Let's go back to Sarah Palin. This whole notion that death panels are in there. The first death panels that she referred to was a requirement that Medicare provide end of life consultations to patients. That was deliberately stripped from the legislation because of the uproar that she caused. It's clearly not in there now but years later she's acting as if it is. So there's a bit of lunacy to some of these criticisms. It's not based in fact at all and that's what clouds this debate. You don't know what are legitimate gripes and you don't know what are pure fabrications.

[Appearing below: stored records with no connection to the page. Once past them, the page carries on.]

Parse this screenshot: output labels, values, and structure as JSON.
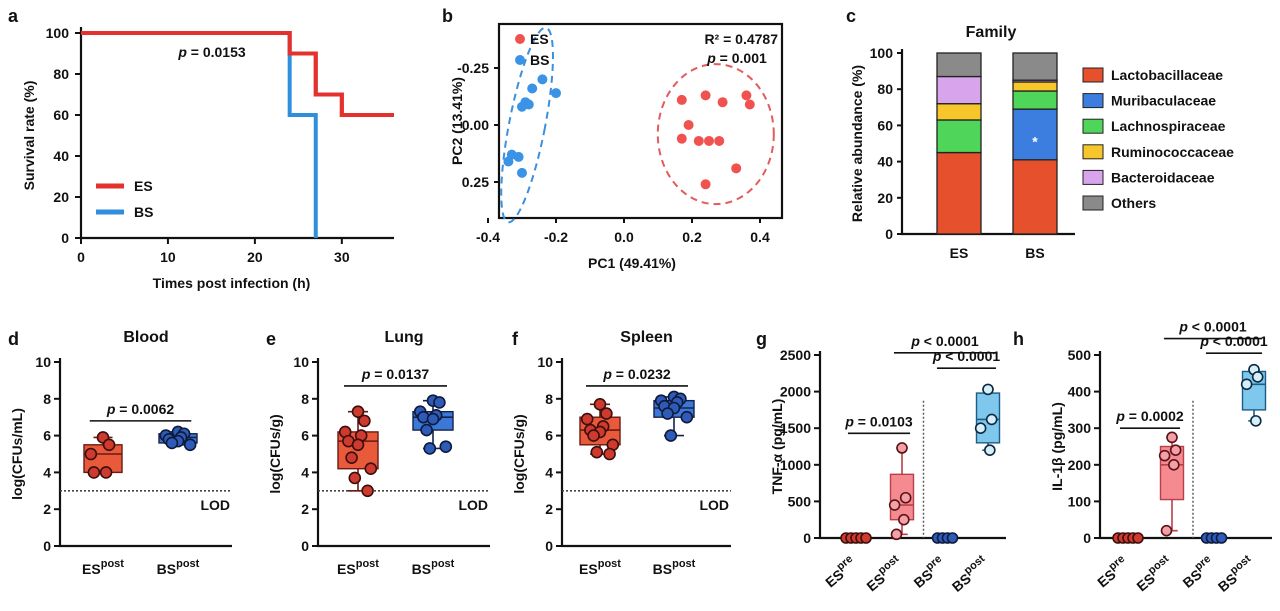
{
  "panel_labels": [
    "a",
    "b",
    "c",
    "d",
    "e",
    "f",
    "g",
    "h"
  ],
  "colors": {
    "ES": "#e5312d",
    "BS": "#2f8fdc",
    "ES_box": "#e95a3a",
    "BS_box": "#3b78d8",
    "ES_dot": "#cf3a2f",
    "BS_dot": "#2f5bb8",
    "g_box": "#f58a90",
    "g_box2": "#7ec8ee"
  },
  "chart_data": [
    {
      "id": "a",
      "type": "line",
      "step": true,
      "xlabel": "Times post infection (h)",
      "ylabel": "Survival rate (%)",
      "xlim": [
        0,
        36
      ],
      "ylim": [
        0,
        100
      ],
      "xticks": [
        "0",
        "10",
        "20",
        "30"
      ],
      "yticks": [
        "0",
        "20",
        "40",
        "60",
        "80",
        "100"
      ],
      "annotation": "p = 0.0153",
      "series": [
        {
          "name": "ES",
          "x": [
            0,
            24,
            24,
            27,
            27,
            30,
            30,
            36
          ],
          "y": [
            100,
            100,
            90,
            90,
            70,
            70,
            60,
            60
          ]
        },
        {
          "name": "BS",
          "x": [
            0,
            24,
            24,
            27,
            27
          ],
          "y": [
            100,
            100,
            60,
            60,
            0
          ]
        }
      ]
    },
    {
      "id": "b",
      "type": "scatter",
      "xlabel": "PC1 (49.41%)",
      "ylabel": "PC2 (13.41%)",
      "xlim": [
        -0.4,
        0.45
      ],
      "ylim": [
        -0.4,
        0.4
      ],
      "xticks": [
        "-0.4",
        "-0.2",
        "0.0",
        "0.2",
        "0.4"
      ],
      "yticks": [
        "-0.25",
        "0.00",
        "0.25"
      ],
      "annotation_r2": "R² = 0.4787",
      "annotation_p": "p = 0.001",
      "series": [
        {
          "name": "ES",
          "points": [
            [
              0.17,
              0.11
            ],
            [
              0.24,
              0.13
            ],
            [
              0.29,
              0.1
            ],
            [
              0.36,
              0.13
            ],
            [
              0.37,
              0.09
            ],
            [
              0.19,
              0.0
            ],
            [
              0.22,
              -0.07
            ],
            [
              0.25,
              -0.07
            ],
            [
              0.17,
              -0.06
            ],
            [
              0.33,
              -0.19
            ],
            [
              0.24,
              -0.26
            ],
            [
              0.28,
              -0.07
            ]
          ]
        },
        {
          "name": "BS",
          "points": [
            [
              -0.24,
              0.2
            ],
            [
              -0.27,
              0.16
            ],
            [
              -0.2,
              0.14
            ],
            [
              -0.29,
              0.1
            ],
            [
              -0.3,
              0.08
            ],
            [
              -0.28,
              0.09
            ],
            [
              -0.33,
              -0.13
            ],
            [
              -0.31,
              -0.14
            ],
            [
              -0.34,
              -0.16
            ],
            [
              -0.3,
              -0.21
            ]
          ]
        }
      ]
    },
    {
      "id": "c",
      "type": "bar",
      "stacked": true,
      "title": "Family",
      "ylabel": "Relative abundance (%)",
      "categories": [
        "ES",
        "BS"
      ],
      "ylim": [
        0,
        100
      ],
      "yticks": [
        "0",
        "20",
        "40",
        "60",
        "80",
        "100"
      ],
      "marker": "*",
      "series": [
        {
          "name": "Lactobacillaceae",
          "color": "#e6502d",
          "values": [
            45,
            41
          ]
        },
        {
          "name": "Muribaculaceae",
          "color": "#3c7ee0",
          "values": [
            0,
            28
          ]
        },
        {
          "name": "Lachnospiraceae",
          "color": "#4fd55a",
          "values": [
            18,
            10
          ]
        },
        {
          "name": "Ruminococcaceae",
          "color": "#f7c62a",
          "values": [
            9,
            5
          ]
        },
        {
          "name": "Bacteroidaceae",
          "color": "#d8a4ec",
          "values": [
            15,
            1
          ]
        },
        {
          "name": "Others",
          "color": "#8a8a8a",
          "values": [
            13,
            15
          ]
        }
      ]
    },
    {
      "id": "d",
      "type": "box",
      "title": "Blood",
      "ylabel": "log(CFUs/mL)",
      "ylim": [
        0,
        10
      ],
      "yticks": [
        "0",
        "2",
        "4",
        "6",
        "8",
        "10"
      ],
      "lod": 3,
      "lod_label": "LOD",
      "categories": [
        {
          "base": "ES",
          "sup": "post"
        },
        {
          "base": "BS",
          "sup": "post"
        }
      ],
      "groups": [
        {
          "min": 4.0,
          "q1": 4.0,
          "median": 5.0,
          "q3": 5.5,
          "max": 5.9,
          "points": [
            5.9,
            5.5,
            5.0,
            4.0,
            4.0
          ]
        },
        {
          "min": 5.5,
          "q1": 5.6,
          "median": 5.9,
          "q3": 6.1,
          "max": 6.2,
          "points": [
            6.2,
            6.1,
            6.0,
            5.9,
            5.8,
            5.7,
            5.6,
            5.5
          ]
        }
      ],
      "comparisons": [
        {
          "a": 0,
          "b": 1,
          "y": 6.8,
          "label": "p = 0.0062"
        }
      ]
    },
    {
      "id": "e",
      "type": "box",
      "title": "Lung",
      "ylabel": "log(CFUs/g)",
      "ylim": [
        0,
        10
      ],
      "yticks": [
        "0",
        "2",
        "4",
        "6",
        "8",
        "10"
      ],
      "lod": 3,
      "lod_label": "LOD",
      "categories": [
        {
          "base": "ES",
          "sup": "post"
        },
        {
          "base": "BS",
          "sup": "post"
        }
      ],
      "groups": [
        {
          "min": 3.0,
          "q1": 4.2,
          "median": 5.7,
          "q3": 6.2,
          "max": 7.3,
          "points": [
            7.3,
            6.8,
            6.2,
            6.0,
            5.7,
            5.5,
            4.8,
            4.2,
            3.7,
            3.0
          ]
        },
        {
          "min": 5.3,
          "q1": 6.3,
          "median": 7.0,
          "q3": 7.3,
          "max": 7.9,
          "points": [
            7.9,
            7.8,
            7.3,
            7.1,
            7.0,
            6.9,
            6.3,
            5.4,
            5.3
          ]
        }
      ],
      "comparisons": [
        {
          "a": 0,
          "b": 1,
          "y": 8.7,
          "label": "p = 0.0137"
        }
      ]
    },
    {
      "id": "f",
      "type": "box",
      "title": "Spleen",
      "ylabel": "log(CFUs/g)",
      "ylim": [
        0,
        10
      ],
      "yticks": [
        "0",
        "2",
        "4",
        "6",
        "8",
        "10"
      ],
      "lod": 3,
      "lod_label": "LOD",
      "categories": [
        {
          "base": "ES",
          "sup": "post"
        },
        {
          "base": "BS",
          "sup": "post"
        }
      ],
      "groups": [
        {
          "min": 5.0,
          "q1": 5.5,
          "median": 6.3,
          "q3": 7.0,
          "max": 7.7,
          "points": [
            7.7,
            7.2,
            6.9,
            6.5,
            6.3,
            6.2,
            6.0,
            5.5,
            5.1,
            5.0
          ]
        },
        {
          "min": 6.0,
          "q1": 7.0,
          "median": 7.5,
          "q3": 7.9,
          "max": 8.1,
          "points": [
            8.1,
            8.0,
            7.9,
            7.8,
            7.6,
            7.5,
            7.2,
            7.0,
            6.0
          ]
        }
      ],
      "comparisons": [
        {
          "a": 0,
          "b": 1,
          "y": 8.7,
          "label": "p = 0.0232"
        }
      ]
    },
    {
      "id": "g",
      "type": "box",
      "ylabel": "TNF-α (pg/mL)",
      "ylim": [
        0,
        2500
      ],
      "yticks": [
        "0",
        "500",
        "1000",
        "1500",
        "2000",
        "2500"
      ],
      "categories": [
        {
          "base": "ES",
          "sup": "pre"
        },
        {
          "base": "ES",
          "sup": "post"
        },
        {
          "base": "BS",
          "sup": "pre"
        },
        {
          "base": "BS",
          "sup": "post"
        }
      ],
      "groups": [
        {
          "min": 0,
          "q1": 0,
          "median": 0,
          "q3": 0,
          "max": 0,
          "points": [
            0,
            0,
            0,
            0,
            0
          ],
          "style": "ES"
        },
        {
          "min": 50,
          "q1": 250,
          "median": 450,
          "q3": 870,
          "max": 1230,
          "points": [
            1230,
            550,
            450,
            250,
            50
          ],
          "style": "ESlight"
        },
        {
          "min": 0,
          "q1": 0,
          "median": 0,
          "q3": 0,
          "max": 0,
          "points": [
            0,
            0,
            0,
            0
          ],
          "style": "BS"
        },
        {
          "min": 1200,
          "q1": 1300,
          "median": 1620,
          "q3": 1980,
          "max": 2030,
          "points": [
            2030,
            1620,
            1500,
            1200
          ],
          "style": "BSlight"
        }
      ],
      "divider_after": 1,
      "comparisons": [
        {
          "a": 0,
          "b": 1,
          "y": 1430,
          "label": "p = 0.0103"
        },
        {
          "a": 2,
          "b": 3,
          "y": 2320,
          "label": "p < 0.0001"
        },
        {
          "a": 1,
          "b": 3,
          "y": 2530,
          "label": "p < 0.0001"
        }
      ]
    },
    {
      "id": "h",
      "type": "box",
      "ylabel": "IL-1β (pg/mL)",
      "ylim": [
        0,
        500
      ],
      "yticks": [
        "0",
        "100",
        "200",
        "300",
        "400",
        "500"
      ],
      "categories": [
        {
          "base": "ES",
          "sup": "pre"
        },
        {
          "base": "ES",
          "sup": "post"
        },
        {
          "base": "BS",
          "sup": "pre"
        },
        {
          "base": "BS",
          "sup": "post"
        }
      ],
      "groups": [
        {
          "min": 0,
          "q1": 0,
          "median": 0,
          "q3": 0,
          "max": 0,
          "points": [
            0,
            0,
            0,
            0,
            0
          ],
          "style": "ES"
        },
        {
          "min": 20,
          "q1": 105,
          "median": 200,
          "q3": 250,
          "max": 275,
          "points": [
            275,
            240,
            225,
            200,
            20
          ],
          "style": "ESlight"
        },
        {
          "min": 0,
          "q1": 0,
          "median": 0,
          "q3": 0,
          "max": 0,
          "points": [
            0,
            0,
            0,
            0
          ],
          "style": "BS"
        },
        {
          "min": 320,
          "q1": 350,
          "median": 420,
          "q3": 455,
          "max": 460,
          "points": [
            460,
            440,
            420,
            320
          ],
          "style": "BSlight"
        }
      ],
      "divider_after": 1,
      "comparisons": [
        {
          "a": 0,
          "b": 1,
          "y": 300,
          "label": "p = 0.0002"
        },
        {
          "a": 2,
          "b": 3,
          "y": 505,
          "label": "p < 0.0001"
        },
        {
          "a": 1,
          "b": 3,
          "y": 545,
          "label": "p < 0.0001"
        }
      ]
    }
  ]
}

CHRIS MATTHEWS: Don't you think part of the appeal, Sam, this is a bit psycho babble, but don't you think part of the appeal Sarah Palin is she doesn't give a rat's butt what the facts are. And I think that is her wild attraction. She's almost squirrely that way in a sense that she's willing to say wild things that you and I will say, 'wait, that's not true.' She'll just come back and say, 'Well,' that's being technical or you're just dealing with facts there.'
STEIN: Or she'll find some other provision to claim it's a death panel. For instance, the Independent Payment Advisory Board (IPAB). But, you know, I agree with you. There's sort of an allure from her vantage point to cause a raucous and then step back and look at the damage she caused.
MATTHEWS: When Katie Couric asked years ago what are you reading, everybody knew that was elitism by her standards. Asking what newspapers you're reading is an elitist question. She can't lose, this woman. She'll be around for a while, even though she wasn't governor for very long.